1.Check whether 6^{n }can end with the digit 0 for any natural number n.

2. Prove that √2 is irrational.

3.Show that any positive odd integer is of the form 6q+1 or 6q+3 or 6q+5 where ’q’ is some integer.

4. A quadratic polynomial where roots are -3 and 4 is______________.

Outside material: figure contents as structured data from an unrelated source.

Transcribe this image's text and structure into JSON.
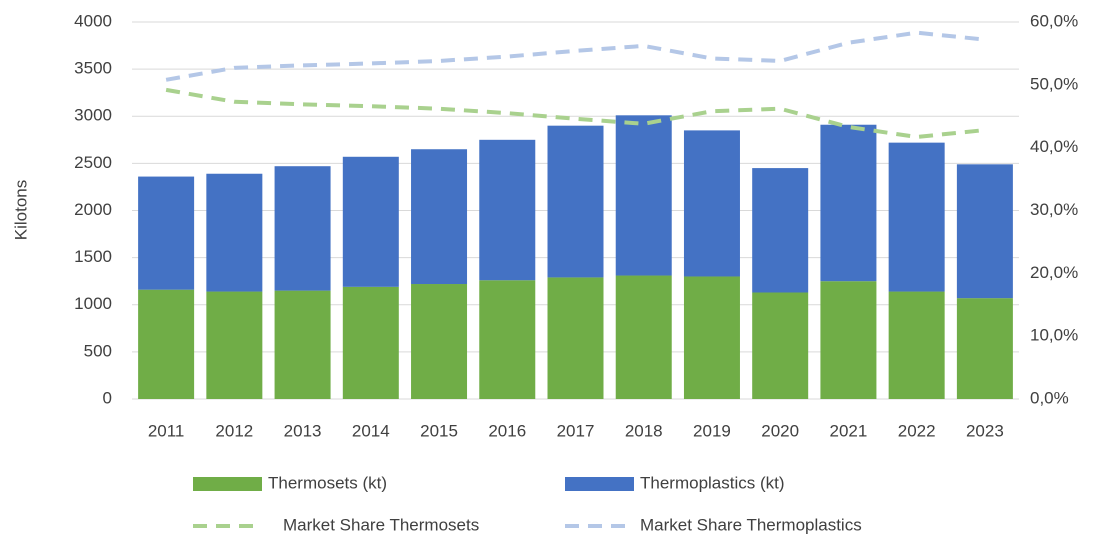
{
  "chart_data": {
    "type": "stacked_bar_line",
    "y_label": "Kilotons",
    "categories": [
      "2011",
      "2012",
      "2013",
      "2014",
      "2015",
      "2016",
      "2017",
      "2018",
      "2019",
      "2020",
      "2021",
      "2022",
      "2023"
    ],
    "series": [
      {
        "name": "Thermosets (kt)",
        "type": "bar",
        "color": "#70ad47",
        "values": [
          1160,
          1140,
          1150,
          1190,
          1220,
          1260,
          1290,
          1310,
          1300,
          1130,
          1250,
          1140,
          1070
        ]
      },
      {
        "name": "Thermoplastics (kt)",
        "type": "bar",
        "color": "#4472c4",
        "values": [
          1200,
          1250,
          1320,
          1380,
          1430,
          1490,
          1610,
          1700,
          1550,
          1320,
          1660,
          1580,
          1420
        ]
      },
      {
        "name": "Market Share Thermosets",
        "type": "line",
        "axis": "y2",
        "dashed": true,
        "color": "#a9d18e",
        "values": [
          49.2,
          47.3,
          46.9,
          46.6,
          46.2,
          45.5,
          44.6,
          43.8,
          45.8,
          46.2,
          43.3,
          41.7,
          42.8
        ]
      },
      {
        "name": "Market Share Thermoplastics",
        "type": "line",
        "axis": "y2",
        "dashed": true,
        "color": "#b4c7e7",
        "values": [
          50.8,
          52.7,
          53.1,
          53.4,
          53.8,
          54.5,
          55.4,
          56.2,
          54.2,
          53.8,
          56.7,
          58.3,
          57.2
        ]
      }
    ],
    "ylim": [
      0,
      4000
    ],
    "yticks": [
      0,
      500,
      1000,
      1500,
      2000,
      2500,
      3000,
      3500,
      4000
    ],
    "y2lim": [
      0,
      60
    ],
    "y2ticks": [
      {
        "value": 0,
        "label": "0,0%"
      },
      {
        "value": 10,
        "label": "10,0%"
      },
      {
        "value": 20,
        "label": "20,0%"
      },
      {
        "value": 30,
        "label": "30,0%"
      },
      {
        "value": 40,
        "label": "40,0%"
      },
      {
        "value": 50,
        "label": "50,0%"
      },
      {
        "value": 60,
        "label": "60,0%"
      }
    ],
    "grid": true,
    "legend": "bottom"
  }
}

5. If the zeroes of the quadratic polynomial x^{2}+ (a+1)x+ b are 2 and -3, then

(a) a=-7 , b=-1

(b)a=5 , b=-1

(c)a=2 , b=-6

(d)a=0 , b=-6

6.What must be added to p(x)=4x^{2} + 2x^{3} -2x^{2}+x -1 so that the resulting polynomial is divisible by g(x)= x^{2} +2x-3?

7.The zeroes of √3x^{2}+10x+7√3 are

(a)7,3

(b)√3,7√3

(c)-√3,-7/√3

(d) none of these

8. Find the zeroes of the polynomial 2x^{2}-9 and verify the relationship between its zeroes and the coefficient of the polynomial.

9. Find all the zeroes of the polynomial x^{3}-6x^{2}+11x-6, if two of its zeroes are 1 and 2.

10. Find the other zeroes of the polynomial x^{4}-5x^{3}+2x^{2}+10x -8 if it is given that two of its zeroes are -√2 and √2.